When you figure out a great solution to this problem, there are plenty of children and supervisors who would love to know your successful approach. This is a subject no one wants to deal with, yet many of us are forced to at some point in time.

Bathing usually precedes or follows a significant activity. What is that activity for your father? Saturday night bathing rituals are often in preparation for Sunday church. Everyday showers precede the work day for most people. Most of us clean up with a shower or bath after a day of yardwork. Your father may not be engaging in many of these activities anymore and – in his mind – has fewer reasons to bathe as frequently as he once did.

Another thing to consider is that people have different odors at different stages of life.

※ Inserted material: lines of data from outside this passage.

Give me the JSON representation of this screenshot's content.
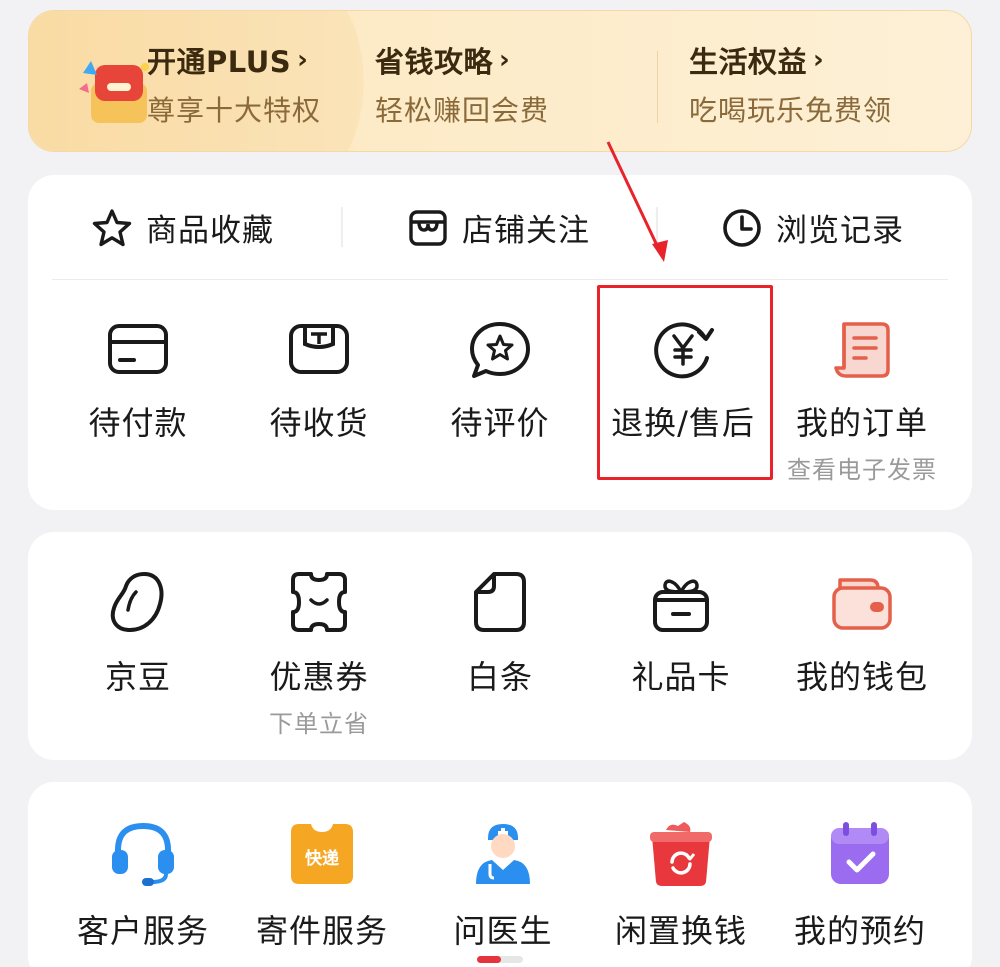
{
  "plus_banner": {
    "items": [
      {
        "title": "开通PLUS",
        "subtitle": "尊享十大特权"
      },
      {
        "title": "省钱攻略",
        "subtitle": "轻松赚回会费"
      },
      {
        "title": "生活权益",
        "subtitle": "吃喝玩乐免费领"
      }
    ],
    "chevron": "›"
  },
  "quick_links": [
    {
      "label": "商品收藏",
      "icon": "star-icon"
    },
    {
      "label": "店铺关注",
      "icon": "shop-icon"
    },
    {
      "label": "浏览记录",
      "icon": "clock-icon"
    }
  ],
  "orders": [
    {
      "label": "待付款",
      "icon": "card-icon"
    },
    {
      "label": "待收货",
      "icon": "package-icon"
    },
    {
      "label": "待评价",
      "icon": "review-icon"
    },
    {
      "label": "退换/售后",
      "icon": "refund-yen-icon"
    },
    {
      "label": "我的订单",
      "sub": "查看电子发票",
      "icon": "order-list-icon"
    }
  ],
  "assets": [
    {
      "label": "京豆",
      "icon": "bean-icon"
    },
    {
      "label": "优惠券",
      "sub": "下单立省",
      "icon": "coupon-icon"
    },
    {
      "label": "白条",
      "icon": "baitiao-icon"
    },
    {
      "label": "礼品卡",
      "icon": "gift-card-icon"
    },
    {
      "label": "我的钱包",
      "icon": "wallet-icon"
    }
  ],
  "services": [
    {
      "label": "客户服务",
      "icon": "headset-icon"
    },
    {
      "label": "寄件服务",
      "icon": "express-icon",
      "badge": "快递"
    },
    {
      "label": "问医生",
      "icon": "doctor-icon"
    },
    {
      "label": "闲置换钱",
      "icon": "recycle-icon"
    },
    {
      "label": "我的预约",
      "icon": "calendar-check-icon"
    }
  ],
  "colors": {
    "accent": "#e8232a",
    "plus_text": "#3b2a10",
    "plus_sub": "#8a6a3a"
  }
}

Newborns have a different smell than adults, and older adults have yet another odor. That is not to say that older people smell worse. In fact, a study showed that middle-aged men’s natural body odors are the most unpleasant of any age group. The exact reason for these differences is the subject of some debate and is not fully understood at this time, although the differences are well recognized. The bottom line is that older individuals smell differently than middle-aged individuals. With that said, however, most people tend to agree when odors are too strong, and no one – including your dad – wants to smell bad.
 

There is no one solution to your issue, and believe me, I wish there was. I do, though, have a few possibilities for you to consider.

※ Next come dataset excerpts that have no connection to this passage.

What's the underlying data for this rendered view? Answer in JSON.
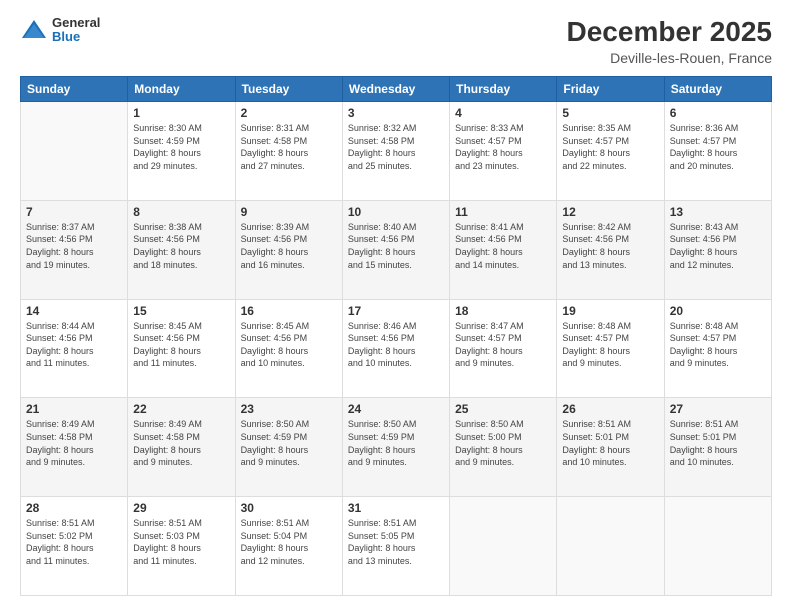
{
  "header": {
    "logo": {
      "general": "General",
      "blue": "Blue"
    },
    "title": "December 2025",
    "subtitle": "Deville-les-Rouen, France"
  },
  "calendar": {
    "days_of_week": [
      "Sunday",
      "Monday",
      "Tuesday",
      "Wednesday",
      "Thursday",
      "Friday",
      "Saturday"
    ],
    "weeks": [
      [
        {
          "day": "",
          "info": ""
        },
        {
          "day": "1",
          "info": "Sunrise: 8:30 AM\nSunset: 4:59 PM\nDaylight: 8 hours\nand 29 minutes."
        },
        {
          "day": "2",
          "info": "Sunrise: 8:31 AM\nSunset: 4:58 PM\nDaylight: 8 hours\nand 27 minutes."
        },
        {
          "day": "3",
          "info": "Sunrise: 8:32 AM\nSunset: 4:58 PM\nDaylight: 8 hours\nand 25 minutes."
        },
        {
          "day": "4",
          "info": "Sunrise: 8:33 AM\nSunset: 4:57 PM\nDaylight: 8 hours\nand 23 minutes."
        },
        {
          "day": "5",
          "info": "Sunrise: 8:35 AM\nSunset: 4:57 PM\nDaylight: 8 hours\nand 22 minutes."
        },
        {
          "day": "6",
          "info": "Sunrise: 8:36 AM\nSunset: 4:57 PM\nDaylight: 8 hours\nand 20 minutes."
        }
      ],
      [
        {
          "day": "7",
          "info": "Sunrise: 8:37 AM\nSunset: 4:56 PM\nDaylight: 8 hours\nand 19 minutes."
        },
        {
          "day": "8",
          "info": "Sunrise: 8:38 AM\nSunset: 4:56 PM\nDaylight: 8 hours\nand 18 minutes."
        },
        {
          "day": "9",
          "info": "Sunrise: 8:39 AM\nSunset: 4:56 PM\nDaylight: 8 hours\nand 16 minutes."
        },
        {
          "day": "10",
          "info": "Sunrise: 8:40 AM\nSunset: 4:56 PM\nDaylight: 8 hours\nand 15 minutes."
        },
        {
          "day": "11",
          "info": "Sunrise: 8:41 AM\nSunset: 4:56 PM\nDaylight: 8 hours\nand 14 minutes."
        },
        {
          "day": "12",
          "info": "Sunrise: 8:42 AM\nSunset: 4:56 PM\nDaylight: 8 hours\nand 13 minutes."
        },
        {
          "day": "13",
          "info": "Sunrise: 8:43 AM\nSunset: 4:56 PM\nDaylight: 8 hours\nand 12 minutes."
        }
      ],
      [
        {
          "day": "14",
          "info": "Sunrise: 8:44 AM\nSunset: 4:56 PM\nDaylight: 8 hours\nand 11 minutes."
        },
        {
          "day": "15",
          "info": "Sunrise: 8:45 AM\nSunset: 4:56 PM\nDaylight: 8 hours\nand 11 minutes."
        },
        {
          "day": "16",
          "info": "Sunrise: 8:45 AM\nSunset: 4:56 PM\nDaylight: 8 hours\nand 10 minutes."
        },
        {
          "day": "17",
          "info": "Sunrise: 8:46 AM\nSunset: 4:56 PM\nDaylight: 8 hours\nand 10 minutes."
        },
        {
          "day": "18",
          "info": "Sunrise: 8:47 AM\nSunset: 4:57 PM\nDaylight: 8 hours\nand 9 minutes."
        },
        {
          "day": "19",
          "info": "Sunrise: 8:48 AM\nSunset: 4:57 PM\nDaylight: 8 hours\nand 9 minutes."
        },
        {
          "day": "20",
          "info": "Sunrise: 8:48 AM\nSunset: 4:57 PM\nDaylight: 8 hours\nand 9 minutes."
        }
      ],
      [
        {
          "day": "21",
          "info": "Sunrise: 8:49 AM\nSunset: 4:58 PM\nDaylight: 8 hours\nand 9 minutes."
        },
        {
          "day": "22",
          "info": "Sunrise: 8:49 AM\nSunset: 4:58 PM\nDaylight: 8 hours\nand 9 minutes."
        },
        {
          "day": "23",
          "info": "Sunrise: 8:50 AM\nSunset: 4:59 PM\nDaylight: 8 hours\nand 9 minutes."
        },
        {
          "day": "24",
          "info": "Sunrise: 8:50 AM\nSunset: 4:59 PM\nDaylight: 8 hours\nand 9 minutes."
        },
        {
          "day": "25",
          "info": "Sunrise: 8:50 AM\nSunset: 5:00 PM\nDaylight: 8 hours\nand 9 minutes."
        },
        {
          "day": "26",
          "info": "Sunrise: 8:51 AM\nSunset: 5:01 PM\nDaylight: 8 hours\nand 10 minutes."
        },
        {
          "day": "27",
          "info": "Sunrise: 8:51 AM\nSunset: 5:01 PM\nDaylight: 8 hours\nand 10 minutes."
        }
      ],
      [
        {
          "day": "28",
          "info": "Sunrise: 8:51 AM\nSunset: 5:02 PM\nDaylight: 8 hours\nand 11 minutes."
        },
        {
          "day": "29",
          "info": "Sunrise: 8:51 AM\nSunset: 5:03 PM\nDaylight: 8 hours\nand 11 minutes."
        },
        {
          "day": "30",
          "info": "Sunrise: 8:51 AM\nSunset: 5:04 PM\nDaylight: 8 hours\nand 12 minutes."
        },
        {
          "day": "31",
          "info": "Sunrise: 8:51 AM\nSunset: 5:05 PM\nDaylight: 8 hours\nand 13 minutes."
        },
        {
          "day": "",
          "info": ""
        },
        {
          "day": "",
          "info": ""
        },
        {
          "day": "",
          "info": ""
        }
      ]
    ]
  }
}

  • Schedule two outings per week. Tell Dad to shower and put on fresh clothes before you go out.
  • Offer to help him shower if you think he genuinely needs it. Setup someone in the family or a paid caregiver to help him bathe if he does not want you to assist.
  • Purchase great-smelling shampoos and soaps that might entice him to bathe
  • Make sure his bed linens and clothing are properly laundered. If he is unable to do this himself, do it for him.
  • If there is an incontinence issue, make sure he has the necessary pads for his undergarments. You can also look into protection for chairs and bedding if necessary.
  • Make sure he is using seven different pairs of undergarments each week.
  • Lay out fresh clothes for him to wear each day.

These are just a few ways to try solving the issue. You are correct in your assumption that bluntly telling your father he smells bad may not have a positive impact on your relationship. Subtle, more nuanced solutions are usually more effective and better for your relationship. Try what I have suggested, and if that does not work, you will need to be even more creative in your approach.

I wish you success on this journey with Dad.